The provincial government introduced amendments to the Workers Compensation Act Wednesday that will require asbestos abatement contractors in B.C. to be licensed, and for workers and employers to take mandatory training courses and be certified.
Minister Harry Bains said asbestos has caused the deaths of 280 workers in the past five years. His ministry said in a statement that asbestos has caused 50 per cent of workplace-related deaths since 2000.
“Asbestos is a number one killer of workers in B.C.,” Bains said at the Legislature Wednesday.
“We are bringing these amendments to protect the health and safety of workers and workplaces, and allowing British Columbians to know that the workers and contractors working in their homes to handle asbestos are providing them with the quality of work to keep them safe and their families safe.”
Bains said details of the new rules will be worked out by WorkSafeBC.
The agency, according to the ministry statement, has found unsafe asbestos handling and disposal practices by contractors. It said many abatement workers lack formal training in safety protocols.
Asbestos was a widely-used material in many products, mostly for fire-proofing. It can be found in cement and plaster, building insulation, heating systems, building siding and car parts. It was widely used in construction before 1990 although wasn’t banned in Canada until 2018, with a few exemptions.

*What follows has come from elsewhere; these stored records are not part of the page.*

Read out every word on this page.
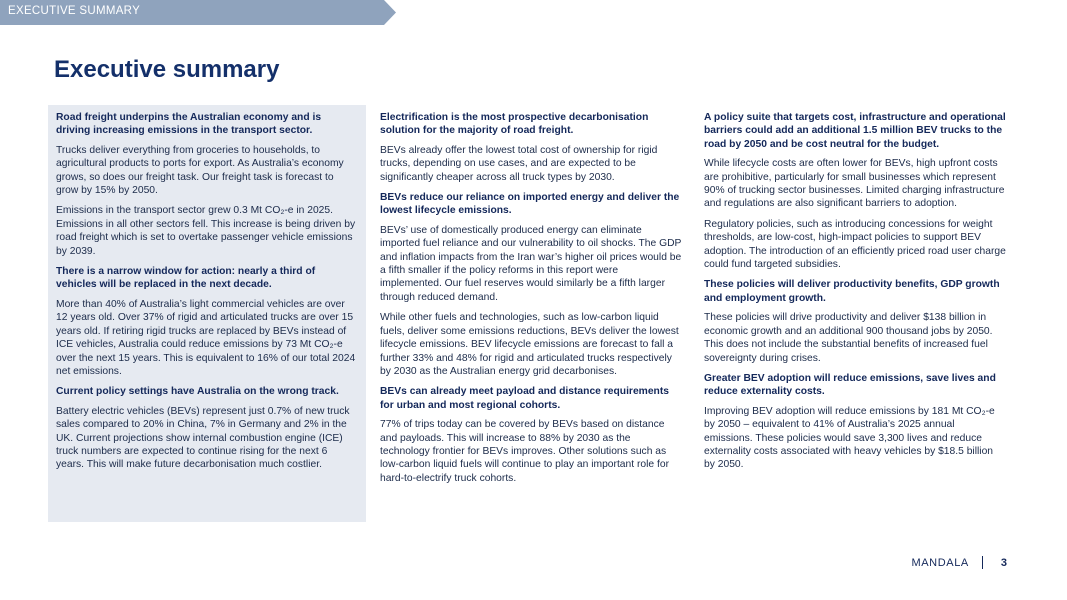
EXECUTIVE SUMMARY
Executive summary

Road freight underpins the Australian economy and is driving increasing emissions in the transport sector.

Trucks deliver everything from groceries to households, to agricultural products to ports for export. As Australia’s economy grows, so does our freight task. Our freight task is forecast to grow by 15% by 2050.

Emissions in the transport sector grew 0.3 Mt CO₂-e in 2025. Emissions in all other sectors fell. This increase is being driven by road freight which is set to overtake passenger vehicle emissions by 2039.

There is a narrow window for action: nearly a third of vehicles will be replaced in the next decade.

More than 40% of Australia’s light commercial vehicles are over 12 years old. Over 37% of rigid and articulated trucks are over 15 years old. If retiring rigid trucks are replaced by BEVs instead of ICE vehicles, Australia could reduce emissions by 73 Mt CO₂-e over the next 15 years. This is equivalent to 16% of our total 2024 net emissions.

Current policy settings have Australia on the wrong track.

Battery electric vehicles (BEVs) represent just 0.7% of new truck sales compared to 20% in China, 7% in Germany and 2% in the UK. Current projections show internal combustion engine (ICE) truck numbers are expected to continue rising for the next 6 years. This will make future decarbonisation much costlier.

Electrification is the most prospective decarbonisation solution for the majority of road freight.

BEVs already offer the lowest total cost of ownership for rigid trucks, depending on use cases, and are expected to be significantly cheaper across all truck types by 2030.

BEVs reduce our reliance on imported energy and deliver the lowest lifecycle emissions.

BEVs’ use of domestically produced energy can eliminate imported fuel reliance and our vulnerability to oil shocks. The GDP and inflation impacts from the Iran war’s higher oil prices would be a fifth smaller if the policy reforms in this report were implemented. Our fuel reserves would similarly be a fifth larger through reduced demand.

While other fuels and technologies, such as low-carbon liquid fuels, deliver some emissions reductions, BEVs deliver the lowest lifecycle emissions. BEV lifecycle emissions are forecast to fall a further 33% and 48% for rigid and articulated trucks respectively by 2030 as the Australian energy grid decarbonises.

BEVs can already meet payload and distance requirements for urban and most regional cohorts.

77% of trips today can be covered by BEVs based on distance and payloads. This will increase to 88% by 2030 as the technology frontier for BEVs improves. Other solutions such as low-carbon liquid fuels will continue to play an important role for hard-to-electrify truck cohorts.

A policy suite that targets cost, infrastructure and operational barriers could add an additional 1.5 million BEV trucks to the road by 2050 and be cost neutral for the budget.

While lifecycle costs are often lower for BEVs, high upfront costs are prohibitive, particularly for small businesses which represent 90% of trucking sector businesses. Limited charging infrastructure and regulations are also significant barriers to adoption.

Regulatory policies, such as introducing concessions for weight thresholds, are low-cost, high-impact policies to support BEV adoption. The introduction of an efficiently priced road user charge could fund targeted subsidies.

These policies will deliver productivity benefits, GDP growth and employment growth.

These policies will drive productivity and deliver $138 billion in economic growth and an additional 900 thousand jobs by 2050. This does not include the substantial benefits of increased fuel sovereignty during crises.

Greater BEV adoption will reduce emissions, save lives and reduce externality costs.

Improving BEV adoption will reduce emissions by 181 Mt CO₂-e by 2050 – equivalent to 41% of Australia’s 2025 annual emissions. These policies would save 3,300 lives and reduce externality costs associated with heavy vehicles by $18.5 billion by 2050.

MANDALA	3
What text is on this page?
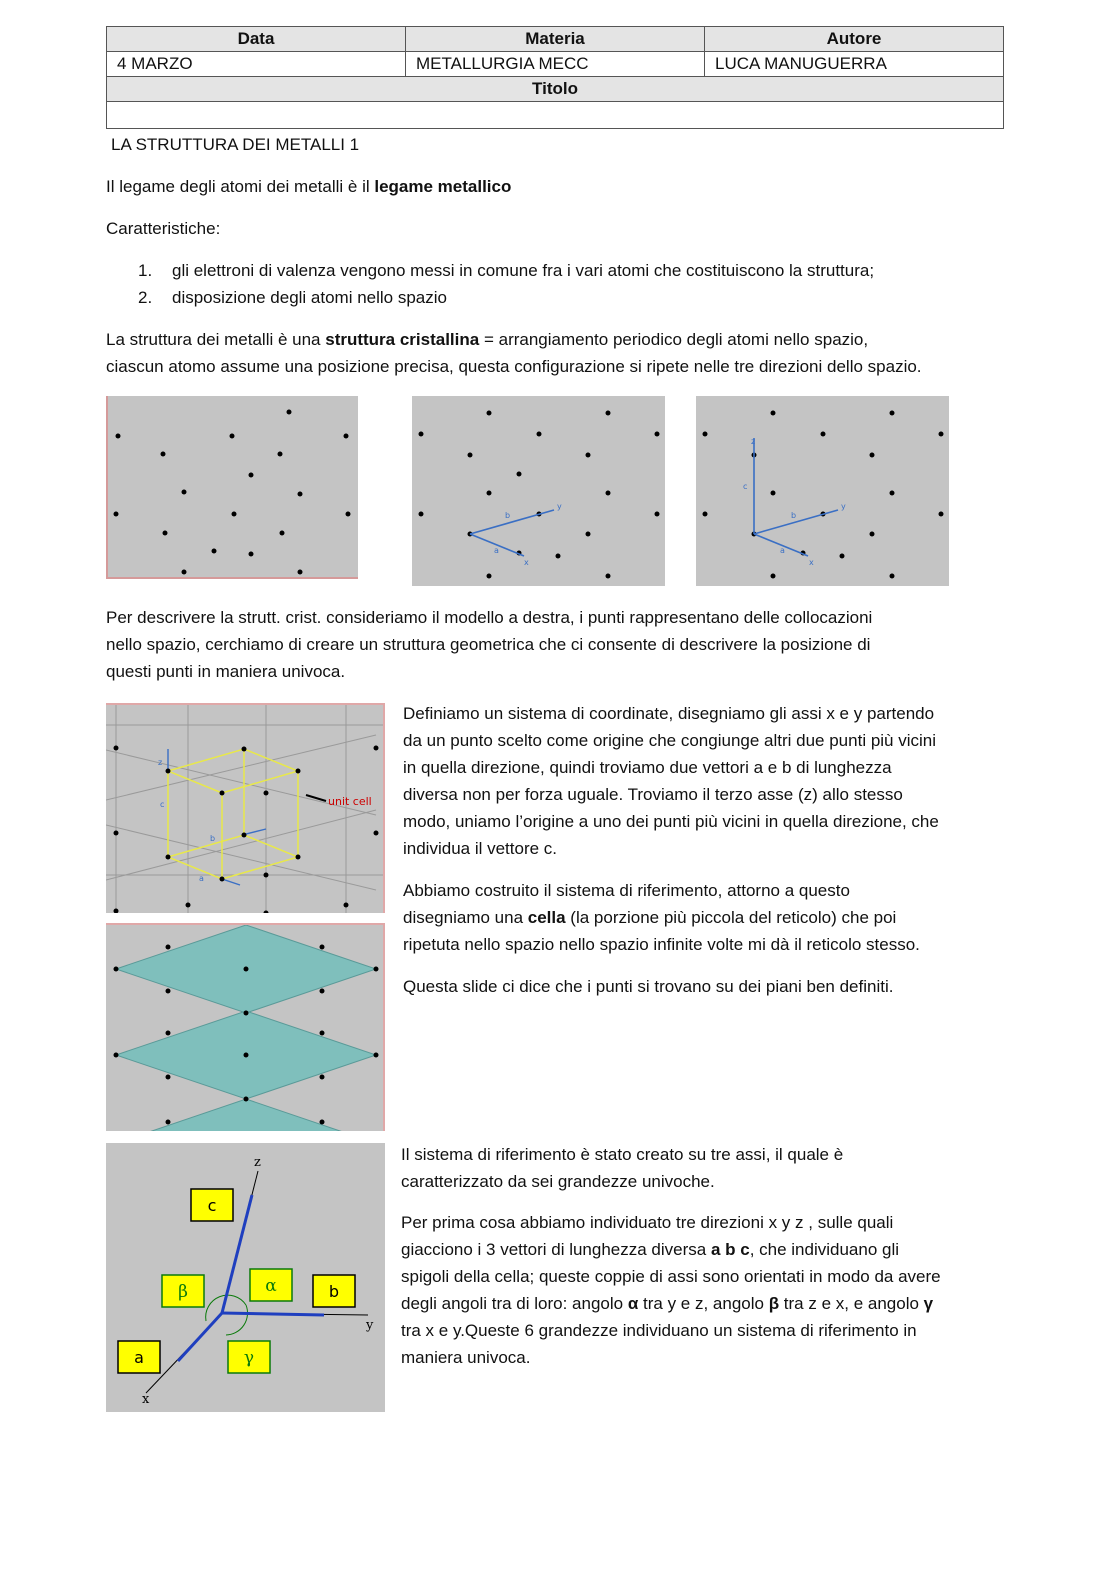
Data	Materia	Autore
4 MARZO	METALLURGIA MECC	LUCA MANUGUERRA
Titolo		

LA STRUTTURA DEI METALLI 1
Il legame degli atomi dei metalli è il legame metallico
Caratteristiche:
1. gli elettroni di valenza vengono messi in comune fra i vari atomi che costituiscono la struttura;
2. disposizione degli atomi nello spazio
La struttura dei metalli è una struttura cristallina = arrangiamento periodico degli atomi nello spazio,
ciascun atomo assume una posizione precisa, questa configurazione si ripete nelle tre direzioni dello spazio.
b
y
a
x
b
y
a
x
c
z
Per descrivere la strutt. crist. consideriamo il modello a destra, i punti rappresentano delle collocazioni
nello spazio, cerchiamo di creare un struttura geometrica che ci consente di descrivere la posizione di
questi punti in maniera univoca.
unit cell
z
c
b
a
Definiamo un sistema di coordinate, disegniamo gli assi x e y partendo
da un punto scelto come origine che congiunge altri due punti più vicini
in quella direzione, quindi troviamo due vettori a e b di lunghezza
diversa non per forza uguale. Troviamo il terzo asse (z) allo stesso
modo, uniamo l’origine a uno dei punti più vicini in quella direzione, che
individua il vettore c.
Abbiamo costruito il sistema di riferimento, attorno a questo
disegniamo una cella (la porzione più piccola del reticolo) che poi
ripetuta nello spazio nello spazio infinite volte mi dà il reticolo stesso.
Questa slide ci dice che i punti si trovano su dei piani ben definiti.
z
y
x
c
b
a
β	α
γ
Il sistema di riferimento è stato creato su tre assi, il quale è
caratterizzato da sei grandezze univoche.
Per prima cosa abbiamo individuato tre direzioni x y z , sulle quali
giacciono i 3 vettori di lunghezza diversa a b c, che individuano gli
spigoli della cella; queste coppie di assi sono orientati in modo da avere
degli angoli tra di loro: angolo α tra y e z, angolo β tra z e x, e angolo γ
tra x e y.Queste 6 grandezze individuano un sistema di riferimento in
maniera univoca.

It is generally not a health risk if undisturbed, but when particles are inhaled, they can cause cancer and other diseases.
Laird Cronk, president of the B.C. Federation of Labour, was effusive about the new legislation.

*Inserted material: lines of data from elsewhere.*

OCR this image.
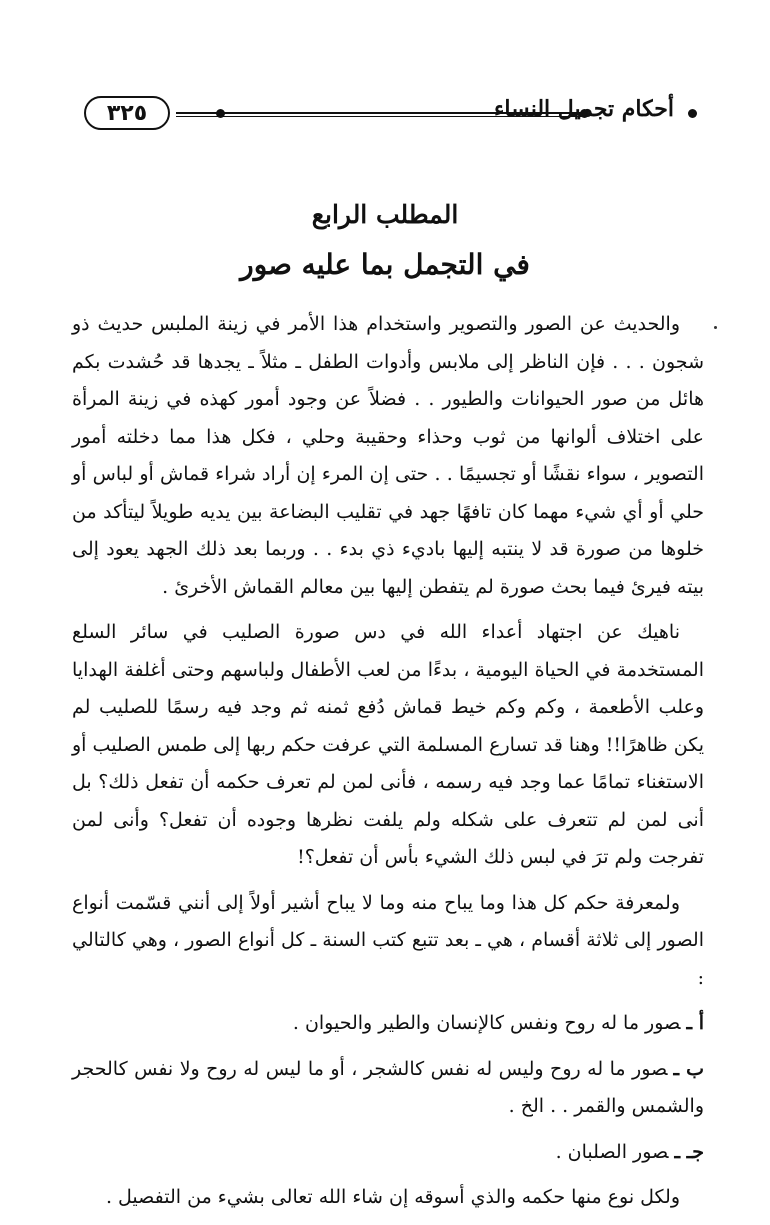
٣٢٥	أحكام تجميل النساء
المطلب الرابع
في التجمل بما عليه صور

والحديث عن الصور والتصوير واستخدام هذا الأمر في زينة الملبس حديث ذو شجون . . . فإن الناظر إلى ملابس وأدوات الطفل ـ مثلاً ـ يجدها قد حُشدت بكم هائل من صور الحيوانات والطيور . . فضلاً عن وجود أمور كهذه في زينة المرأة على اختلاف ألوانها من ثوب وحذاء وحقيبة وحلي ، فكل هذا مما دخلته أمور التصوير ، سواء نقشًا أو تجسيمًا . . حتى إن المرء إن أراد شراء قماش أو لباس أو حلي أو أي شيء مهما كان تافهًا جهد في تقليب البضاعة بين يديه طويلاً ليتأكد من خلوها من صورة قد لا ينتبه إليها باديء ذي بدء . . وربما بعد ذلك الجهد يعود إلى بيته فيرئ فيما بحث صورة لم يتفطن إليها بين معالم القماش الأخرئ .

ناهيك عن اجتهاد أعداء الله في دس صورة الصليب في سائر السلع المستخدمة في الحياة اليومية ، بدءًا من لعب الأطفال ولباسهم وحتى أغلفة الهدايا وعلب الأطعمة ، وكم وكم خيط قماش دُفع ثمنه ثم وجد فيه رسمًا للصليب لم يكن ظاهرًا!! وهنا قد تسارع المسلمة التي عرفت حكم ربها إلى طمس الصليب أو الاستغناء تمامًا عما وجد فيه رسمه ، فأنى لمن لم تعرف حكمه أن تفعل ذلك؟ بل أنى لمن لم تتعرف على شكله ولم يلفت نظرها وجوده أن تفعل؟ وأنى لمن تفرجت ولم ترَ في لبس ذلك الشيء بأس أن تفعل؟!

ولمعرفة حكم كل هذا وما يباح منه وما لا يباح أشير أولاً إلى أنني قسّمت أنواع الصور إلى ثلاثة أقسام ، هي ـ بعد تتبع كتب السنة ـ كل أنواع الصور ، وهي كالتالي :

أ ـصور ما له روح ونفس كالإنسان والطير والحيوان .

ب ـصور ما له روح وليس له نفس كالشجر ، أو ما ليس له روح ولا نفس كالحجر والشمس والقمر . . الخ .

جـ ـصور الصلبان .

ولكل نوع منها حكمه والذي أسوقه إن شاء الله تعالى بشيء من التفصيل .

“In a word, this is monumental,” Cronk said. “This has the potential to move B.C. from literally, worst to first in terms of protecting the public and workers from future exposures to this deadly material.”
Cronk said he himself has been exposed to asbestos while working as an electrician in the 1980s and 1990s.
“It’s a lifetime of wondering, will it affect me? Will I escape this? Will it affect my ability to breathe? Will it take my life? No worker should have to face that.”